The waitress came over. She was not, like half the staff at Mimi’s, a would-be actress, but a local woman. “What do you want, love?” she asked.

“Three coffees, and one pancake stack,” I said. I slid onto the bench beside Mollie, and Charlie folded himself onto the bench opposite.

“Lauria Gilmore is dead. She’s got herself blown up,” Mollie said.

“I was going to tell you that, but you distracted me with your Hamlet news,” Charlie complained.

“Blown up?” I asked. The waitress brought the coffee and set it down on the table, slopping mine into the saucer. “How? Anarchists, like those people who blew up that castle in Wales?”

“Well, it might have been anarchists, but why would they want to?” Charlie asked.

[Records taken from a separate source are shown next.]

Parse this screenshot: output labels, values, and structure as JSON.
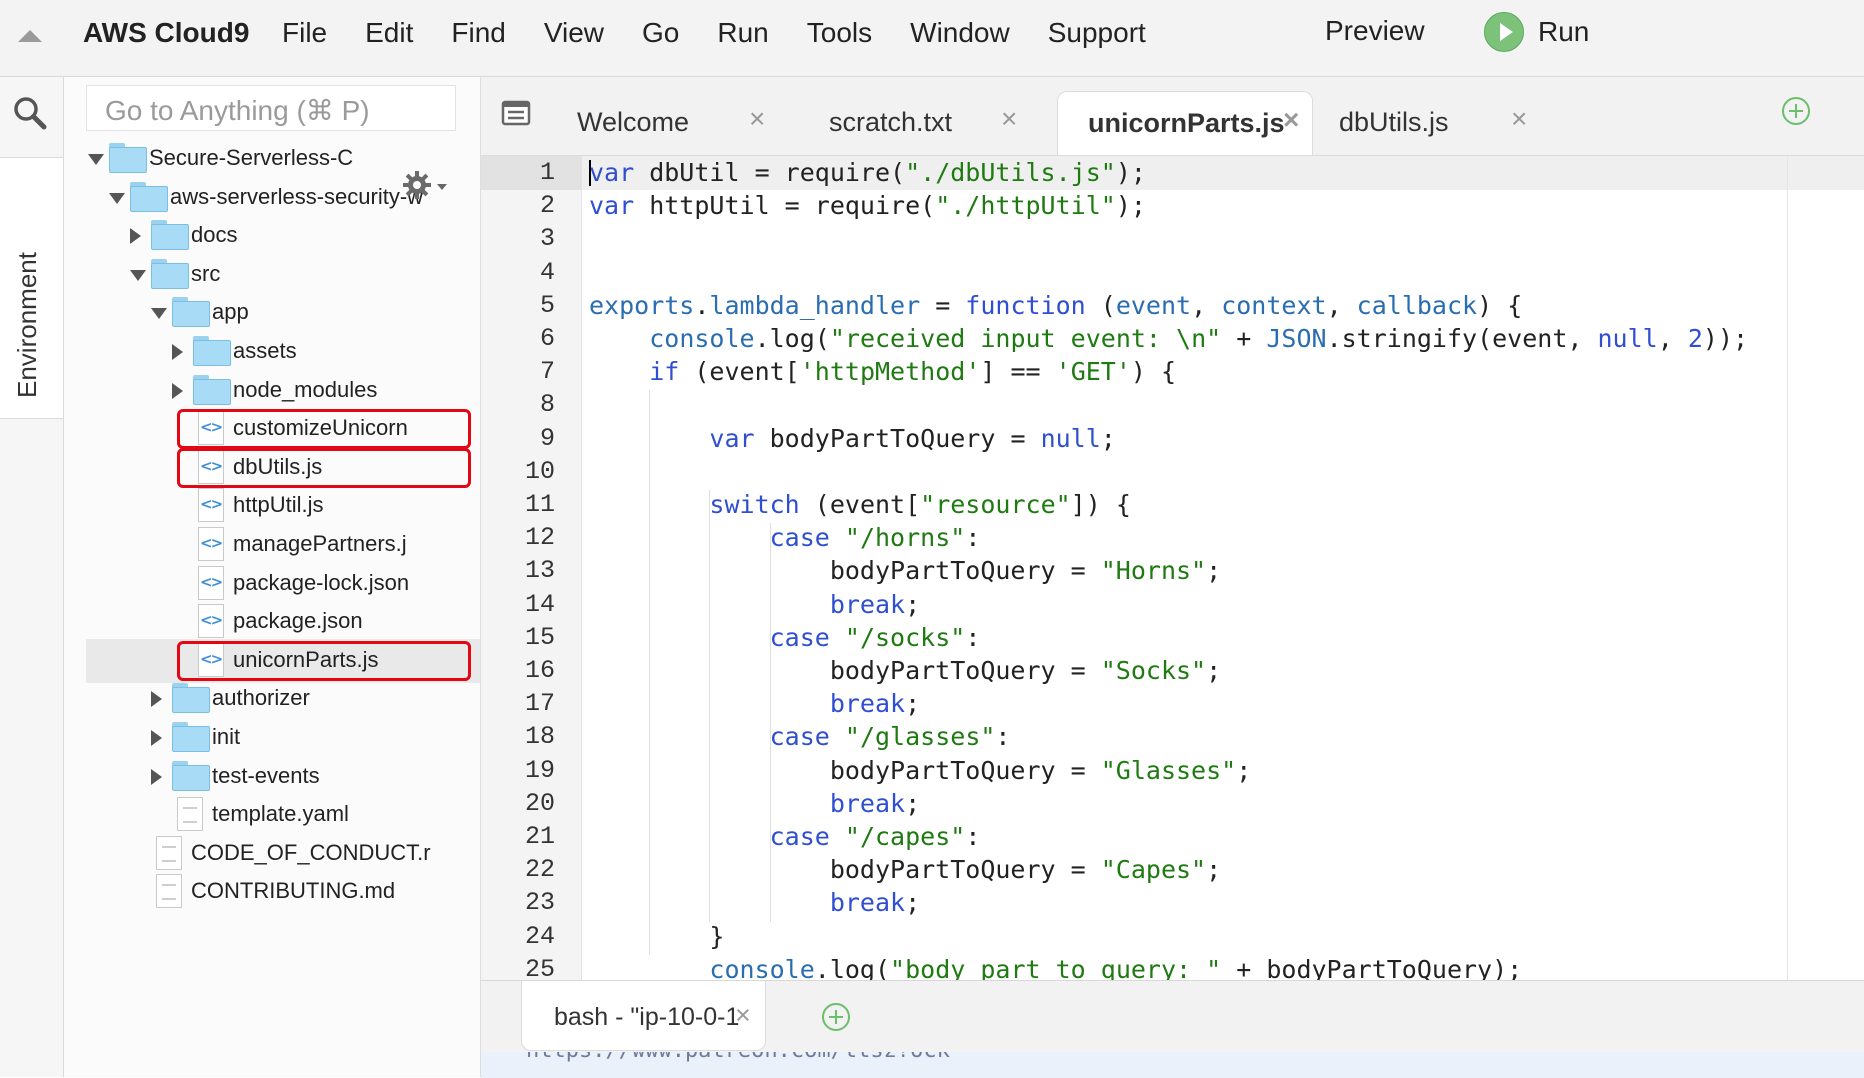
{
  "app": {
    "brand": "AWS Cloud9",
    "menu": [
      "File",
      "Edit",
      "Find",
      "View",
      "Go",
      "Run",
      "Tools",
      "Window",
      "Support"
    ],
    "preview_label": "Preview",
    "run_label": "Run"
  },
  "sidebar": {
    "goto_placeholder": "Go to Anything (⌘ P)",
    "environment_tab_label": "Environment"
  },
  "tree": [
    {
      "label": "Secure-Serverless-C",
      "type": "folder",
      "open": true,
      "depth": 0
    },
    {
      "label": "aws-serverless-security-w",
      "type": "folder",
      "open": true,
      "depth": 1
    },
    {
      "label": "docs",
      "type": "folder",
      "open": false,
      "depth": 2
    },
    {
      "label": "src",
      "type": "folder",
      "open": true,
      "depth": 2
    },
    {
      "label": "app",
      "type": "folder",
      "open": true,
      "depth": 3
    },
    {
      "label": "assets",
      "type": "folder",
      "open": false,
      "depth": 4
    },
    {
      "label": "node_modules",
      "type": "folder",
      "open": false,
      "depth": 4
    },
    {
      "label": "customizeUnicorn",
      "type": "js",
      "depth": 4,
      "highlighted": true
    },
    {
      "label": "dbUtils.js",
      "type": "js",
      "depth": 4,
      "highlighted": true
    },
    {
      "label": "httpUtil.js",
      "type": "js",
      "depth": 4
    },
    {
      "label": "managePartners.j",
      "type": "js",
      "depth": 4
    },
    {
      "label": "package-lock.json",
      "type": "js",
      "depth": 4
    },
    {
      "label": "package.json",
      "type": "js",
      "depth": 4
    },
    {
      "label": "unicornParts.js",
      "type": "js",
      "depth": 4,
      "highlighted": true,
      "selected": true
    },
    {
      "label": "authorizer",
      "type": "folder",
      "open": false,
      "depth": 3
    },
    {
      "label": "init",
      "type": "folder",
      "open": false,
      "depth": 3
    },
    {
      "label": "test-events",
      "type": "folder",
      "open": false,
      "depth": 3
    },
    {
      "label": "template.yaml",
      "type": "doc",
      "depth": 3
    },
    {
      "label": "CODE_OF_CONDUCT.r",
      "type": "doc",
      "depth": 2
    },
    {
      "label": "CONTRIBUTING.md",
      "type": "doc",
      "depth": 2
    }
  ],
  "tabs": [
    {
      "label": "Welcome",
      "active": false
    },
    {
      "label": "scratch.txt",
      "active": false
    },
    {
      "label": "unicornParts.js",
      "active": true
    },
    {
      "label": "dbUtils.js",
      "active": false
    }
  ],
  "tab_close_glyph": "×",
  "editor": {
    "lines": [
      "var dbUtil = require(\"./dbUtils.js\");",
      "var httpUtil = require(\"./httpUtil\");",
      "",
      "",
      "exports.lambda_handler = function (event, context, callback) {",
      "    console.log(\"received input event: \\n\" + JSON.stringify(event, null, 2));",
      "    if (event['httpMethod'] == 'GET') {",
      "",
      "        var bodyPartToQuery = null;",
      "",
      "        switch (event[\"resource\"]) {",
      "            case \"/horns\":",
      "                bodyPartToQuery = \"Horns\";",
      "                break;",
      "            case \"/socks\":",
      "                bodyPartToQuery = \"Socks\";",
      "                break;",
      "            case \"/glasses\":",
      "                bodyPartToQuery = \"Glasses\";",
      "                break;",
      "            case \"/capes\":",
      "                bodyPartToQuery = \"Capes\";",
      "                break;",
      "        }",
      "        console.log(\"body part to query: \" + bodyPartToQuery);"
    ]
  },
  "terminal": {
    "tab_label": "bash - \"ip-10-0-1",
    "close_glyph": "×",
    "output_fragment": "https://www.patreon.com/ttsz?ock"
  },
  "colors": {
    "keyword": "#2f4fd0",
    "string": "#1f7a12",
    "identifier": "#2a6db0",
    "highlight_box": "#e30613",
    "run_green": "#7cc27a",
    "folder": "#a8dbf5"
  }
}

“I suppose they simply go around blowing people up, just for fun,” I said.

“She might have Known Something,” Mollie said, darkly significant.

“Or she might have been In Their Way,” Charlie said in a dreadfully fake Russian accent.

“I don’t know, she was always rather left than otherwise,” Mollie said in an ordinary voice. “Frightfully keen on women’s rights and unions and voting and all that.”

“Nonsense,” I said. “She was an actress. Actors aren’t political. It seems much more likely to me that she was just in the wrong place at the wrong time. Poor Lauria. Now she’ll never play my mother.”